Dakota County and HealthSource Solutions hosted seven Worksite Wellness Collaborative meetings for 12 worksites, between March 2014–October 2015.
The goal of the collaborative was to guide worksites that are new to wellness initiatives through the development and implementation of policy, systems and environmental changes to support the health of their workforce. Throughout the collaboration, Dakota County and HealthSource Solutions provided technical assistance to workplaces by advising them on best practices in workplace wellness.
Supporting health and wellness at Guild Incorporated
Guild Incorporated took steps to increase physical activity at the workplace to support the health and wellness of their staff. The company’s wellness committee started new initiatives to help staff be physically active:
- Developed custom walking maps for each location including routes around the building for 10, 20 and 30 minute walks.
- Activity cards are given to each employee and include simple exercises staff can do at their desk.
- Fifty-four people joined a “challenge event” designed to encourage participation in physical activity.
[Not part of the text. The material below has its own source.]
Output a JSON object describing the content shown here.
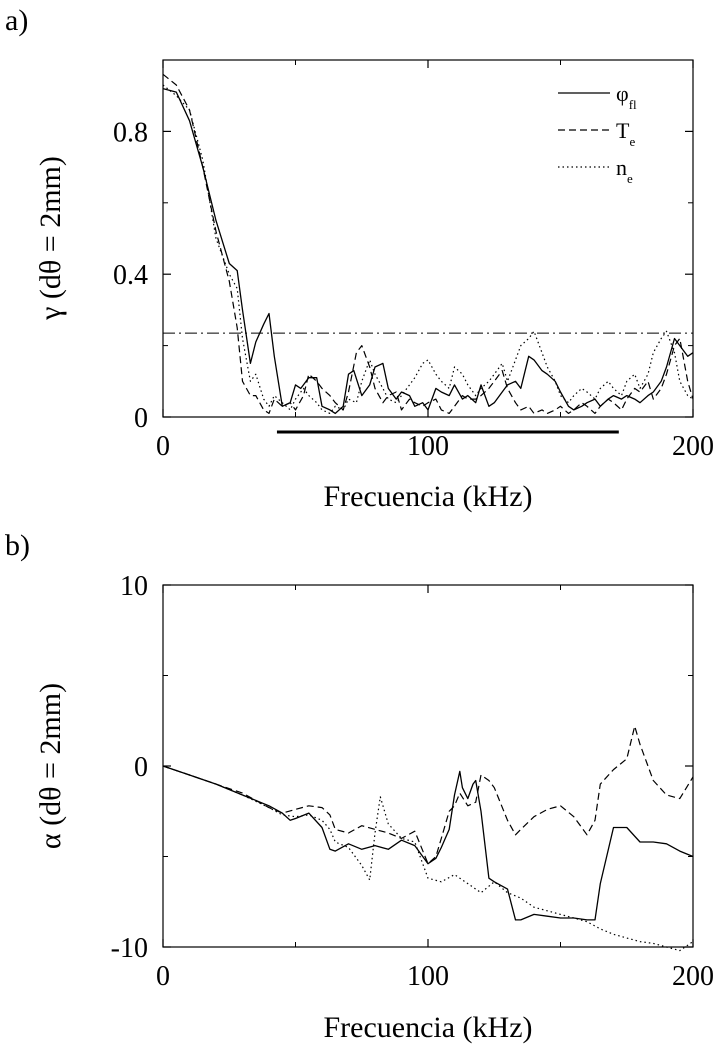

The president of Guild Incorporated, Grace Tangjerd Schmitt said, “It was fun to experience staff participating in a movement break where we, as a collective group of nearly 150 people, took a few minutes during a half-day training to breathe deeply and stretch — putting into practice the importance of incorporating wellness in to our day.”
Increasing physical activity in the workplace can benefit employees and the companies they work for. Programs that promote wellness have the potential to “increase employees’ productivity, reduce absenteeism, and increase morale, ” according to the Centers for Disease Control, and can help recruit and retain quality employees, according to Johns Hopkins. Opportunities for any amount of activity during the work day can help employees reach the recommended 150 minutes of moderate-intensity aerobic activity (i.e., brisk walking) each week.
Welcoming staff at public schools who are breastfeeding
The Minnesota Department of Health recognized Hastings Public Schools as a Breastfeeding Friendly Workplace for their work in supporting breastfeeding moms.
The district updated breastfeeding/lactation support guidelines and created a dedicated lactation space for nursing mothers at each school. The rooms are furnished with a comfortable chair and cleaning materials, covered windows and privacy locks.
Farmington Area Public Schools also set up lactation rooms at all eight schools in the district and created an information packet for new mothers who are returning to the workplace.
One new mom commented, “My employer has been very supportive, providing both the time and facilities needed. It is because of this support that I have been able to and plan to continue to pump throughout my child's first year of life.”
Supporting working women in their efforts to breastfeed is healthy for the mother and baby. To get the most benefits, it is recommended that babies receive nothing but breastmilk for the first six months of life. Currently, one-third working mothers return to work within three months after birth and two-thirds return within six months, according to the CDC. Providing space to pump or breastfeed helps mothers provide this healthy benefit to their babies for longer.